Il lavoro da fare per le aziende è ancora quindi molto e il social business è ancora ben lontano dall’essere una moda passata. Interessante notare come anche il coinvolgimento dei C-Level in azienda – che più volte abbiamo visto essere un fattore critico per il successo o il fallimento dell’iniziativa – non è ancora cosi’ esteso come dovrebbe essere. Sono molte ancora – troppe – le organizzazioni che non coinvolgono in modo completo tutto l’ecosistema aziendale riducendo così le sperimentazioni in questo settore come esercizi di stile fini a sé stessi.

Un buon numero di aziende ha un team dedicato per i social media, anche se l’approccio, nella maggior parte dei casi è centralizzato, le azioni sono demandate ad un unico dipartimento e la cross contaminazione non ancora così affermata. Anche se c’è da dire che il 2013 è l’anno in cui questa forbice ha iniziato ad appiattirsi. Sempre più aziende hanno cominciato a lavorare nella direzione di una maggiore integrazione dei social media all’interno dei processi e dei flussi quotidiani di lavoro. Sempre più organizzazioni – allo stesso modo – hanno compreso l’importanza di investire sempre di più e con budget sempre più consistenti che consentano di fare un salto di livello anche molto più significativo rispetto al passato.

Evolution

Un dato interessante emerge anche dall’analisi sulla concentrazione principale di quelli che sono stati gli obiettivi strategici del 2013 per soluzioni e approcci di digital transformation all’interno delle organizzazioni.
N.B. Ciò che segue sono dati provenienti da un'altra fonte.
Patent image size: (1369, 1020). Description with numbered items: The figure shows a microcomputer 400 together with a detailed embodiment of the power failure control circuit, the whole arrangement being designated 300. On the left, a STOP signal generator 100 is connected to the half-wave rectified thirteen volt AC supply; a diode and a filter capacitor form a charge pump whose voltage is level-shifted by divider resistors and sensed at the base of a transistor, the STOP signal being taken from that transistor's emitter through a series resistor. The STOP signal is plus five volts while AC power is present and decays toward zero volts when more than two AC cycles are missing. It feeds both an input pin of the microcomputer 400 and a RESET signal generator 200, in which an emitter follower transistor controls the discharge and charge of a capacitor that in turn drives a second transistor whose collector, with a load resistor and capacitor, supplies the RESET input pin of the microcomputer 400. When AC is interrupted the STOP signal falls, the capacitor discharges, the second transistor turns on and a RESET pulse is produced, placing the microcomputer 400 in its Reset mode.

E’ significativo analizzare come molte organizzazioni si siano concentrate sul rafforzamento della strategia e sulla possibilità di scalare gli apprendimenti cercando di evolvere la loro situazione verso modelli maggiormente complessi.
Molte organizzazioni sentono anche di dover dare priorità alla misurazione e alla dimostrazione dell’effettivo valore che le tecnologie collaborative e social possono portare sul campo.

Priorities Social Business 2013 - Altimiter

Anche i budget nel 2013 non hanno subito nessun incremento significativo e nessun cambio di rotta rispetto a quanto avveniva negli anni precedenti. Le aziende tendono a spendere soprattutto per soluzioni e piattaforme di listening e di monitoring, con cifre focalizzate verso il basso (la maggior parte meno di 100’000€) e verso la formazione o l’adozione di supporti tecnologici sempre esterni.

Altri dati interessanti che emergono anche dall’investimento in termini di formazione che è stato fatto sui social media. Ormai tutte le aziende hanno investito in questa direzione e la consapevolezza sul tema è cresciuta. Mancano però alcune riflessioni maggiormente mature che coinvolgono in modo molto più esteso i dipendenti all’interno delle organizzazioni.

Un esempio su tutti? Sono poche – ancora molto poche – le organizzazioni e le aziende che hanno delle governance e delle policy che siano in grado non solo di regolare i processi e la gestione dei canali social e degli strumenti di collaborazione interna in modo maggiormente consapevole ed efficace. Non si tratta di controllo, ma – anche e soprattutto – di avere un meccanismo e un processo interno che sia in grado di regolare possibili crisi sui social media o comunque di mostrare una maggiore consapevolezza nel governare un processo non sempre molto semplice soprattutto nel confronto – ancora una volta – tra interno ed esterno.